The origin of the custom is forgotten, but a tradition, supposed to trace back to heathen days, is to this effect: The village suffered from a dearth of water, when the inhabitants were advised by their priests to pray to the gods for water; whereupon the water sprang up spontaneously in a meadow about a third of a mile above the river, in an estate now called Rydon, amply sufficient to supply the wants of the place, and at present adequate, even in a dry summer, to work three mills. A lamb, it is said, has ever since that time been sacrificed as a votive thank-offering at Whitsuntide in the manner above mentioned.
The same ceremony, in a more primitive form, was observed at the village of Holne. On May-morning, before daybreak, the young men of the village used to assemble at a granite pillar in the centre of a field called the Ploy Field. They then proceeded to the moor, where they selected a ram lamb, and after running it down brought it in triumph to the Ploy Field, fastened it to the pillar, cut its throat, and then roasted it whole, skin, wool, etc. At Midday a struggle took place, at the risk of cut hands, for a slice, it being supposed to confer luck for the ensuing year on the fortunate devourer. As an act of gallantry the young men sometimes fought their way through the crowd to get a slice for the chosen amongst the young women, all of whom, in their best dresses, attended the Ram Feast as it was called.
In one of his odes Horace made a solemn promise that he would make a present of a very fine kid, some sweet wine and flowers to a noble fountain in his own Sabine Villa. We have seen that even to-day the Parsis offer goats and fowl to the spirits of the well. The process of reasoning is the same. The Gujarati Hindu, however, shrinks from such slaughter. Nevertheless, the gods have to be propitiated. He therefore offers acceptable substitutes for animal victims, such as cocoanuts and red lead. Betelnuts, sugar and milk and ghee likewise keep the spirits in good humour.

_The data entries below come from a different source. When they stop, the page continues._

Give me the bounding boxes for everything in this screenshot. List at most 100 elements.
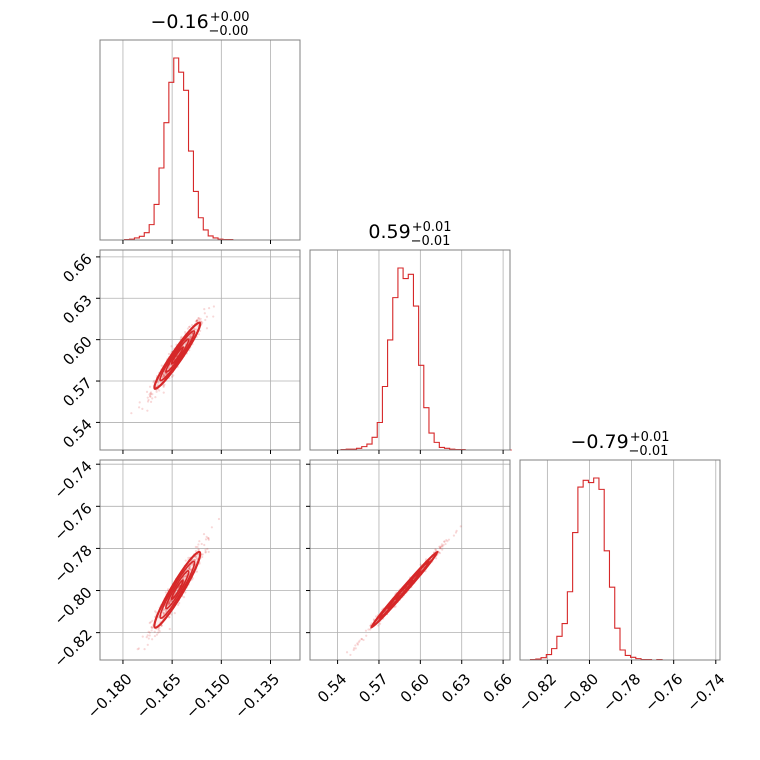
scatter-point: [177, 603, 180, 607]
scatter-point: [452, 534, 456, 537]
scatter-point: [167, 602, 170, 605]
scatter-frame-1-2: [309, 459, 511, 661]
scatter-point: [169, 600, 172, 604]
hist-frame-2: [519, 459, 721, 661]
scatter-point: [207, 550, 210, 554]
contour-level: [170, 346, 184, 365]
scatter-point: [356, 643, 360, 646]
scatter-point: [203, 307, 206, 311]
scatter-point: [444, 542, 447, 546]
scatter-point: [197, 317, 200, 320]
scatter-point: [153, 630, 156, 633]
scatter-point: [446, 540, 449, 543]
scatter-point: [149, 391, 153, 394]
scatter-point: [157, 381, 160, 384]
scatter-point: [367, 628, 370, 631]
scatter-point: [157, 627, 160, 630]
scatter-point: [151, 397, 154, 400]
scatter-point: [203, 543, 206, 547]
scatter-point: [441, 548, 444, 551]
scatter-point: [184, 591, 187, 594]
x-tick-label: 0.66: [480, 670, 516, 706]
scatter-point: [443, 540, 446, 543]
scatter-point: [439, 546, 442, 549]
scatter-point: [167, 616, 171, 619]
scatter-point: [454, 531, 458, 534]
scatter-point: [153, 379, 156, 382]
scatter-point: [162, 611, 165, 614]
scatter-point: [143, 648, 146, 651]
scatter-point: [188, 567, 191, 571]
scatter-point: [165, 372, 168, 375]
scatter-point: [188, 336, 192, 339]
scatter-point: [434, 557, 438, 560]
scatter-point: [163, 372, 167, 375]
x-tick-label: −0.80: [557, 670, 602, 715]
scatter-point: [210, 526, 214, 529]
scatter-point: [146, 634, 149, 637]
scatter-point: [148, 385, 152, 388]
scatter-point: [146, 409, 149, 412]
scatter-point: [201, 321, 204, 324]
scatter-point: [207, 307, 211, 310]
scatter-point: [160, 364, 163, 367]
scatter-point: [148, 393, 151, 396]
scatter-point: [194, 320, 198, 323]
scatter-point: [191, 332, 194, 335]
scatter-frame-0-2: [99, 459, 301, 661]
x-tick-label: −0.78: [599, 670, 644, 715]
scatter-point: [201, 555, 204, 559]
y-tick-label: −0.78: [50, 541, 95, 586]
scatter-point: [197, 333, 201, 336]
scatter-point: [200, 542, 203, 546]
scatter-point: [198, 318, 201, 321]
scatter-point: [149, 392, 152, 395]
scatter-point: [196, 545, 199, 549]
scatter-point: [145, 636, 148, 639]
scatter-point: [442, 543, 445, 547]
scatter-point: [157, 631, 160, 634]
scatter-point: [207, 538, 210, 541]
scatter-point: [440, 543, 444, 546]
scatter-point: [191, 332, 194, 335]
scatter-point: [158, 626, 161, 629]
param-title-minus: −0.01: [629, 444, 669, 459]
scatter-point: [147, 637, 150, 640]
scatter-point: [168, 615, 171, 619]
scatter-point: [162, 391, 165, 394]
hist-frame-1: [309, 249, 511, 451]
scatter-point: [204, 318, 207, 322]
scatter-point: [162, 612, 165, 615]
scatter-point: [189, 335, 192, 338]
scatter-point: [168, 627, 171, 631]
param-title-value: 0.59: [368, 221, 410, 243]
scatter-point: [168, 600, 171, 603]
scatter-point: [438, 545, 441, 548]
contour-level: [165, 338, 190, 374]
scatter-point: [161, 376, 164, 379]
scatter-point: [332, 670, 334, 672]
scatter-point: [141, 407, 144, 410]
param-title-plus: +0.01: [630, 430, 670, 445]
scatter-point: [194, 555, 197, 558]
scatter-point: [162, 372, 165, 376]
scatter-point: [189, 569, 192, 572]
scatter-panel-1-2: [310, 460, 510, 672]
x-tick-label: −0.150: [182, 670, 234, 722]
scatter-point: [191, 577, 194, 580]
scatter-point: [163, 374, 166, 377]
y-tick-label: −0.80: [50, 583, 95, 628]
scatter-point: [189, 337, 192, 340]
scatter-point: [195, 319, 199, 322]
param-title-value: −0.16: [150, 11, 208, 33]
scatter-point: [349, 653, 352, 657]
scatter-point: [364, 629, 368, 632]
scatter-point: [188, 566, 191, 569]
y-tick-label: 0.57: [59, 374, 95, 410]
scatter-point: [184, 559, 187, 562]
scatter-point: [149, 400, 153, 403]
x-tick-label: −0.165: [133, 670, 185, 722]
scatter-point: [182, 596, 186, 599]
scatter-point: [196, 558, 199, 561]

Offerings of coins to the well-spirits are common in the East as in the West. What can be the explanation? Is the coin offered as a price for the boon that one expects to derive from the healing powers of the wells? That at any rate is the idea prompting the man bitten by a rabid dog when he goes to a well inhabited by a Vâchharo, with two earthen cups filled with milk and with a pice in each, which he empties into the water. But quite a different and curious explanation of the offering is found in the _Folklore Notes of Gujarat_. “It is a belief among Hindus,” says one of the informants of the late Mr. Jackson, “that to give alms in secret confers a great boon on the donor. Some of the orthodox people, therefore, throw pice into wells, considering it to be a kind of secret charity.”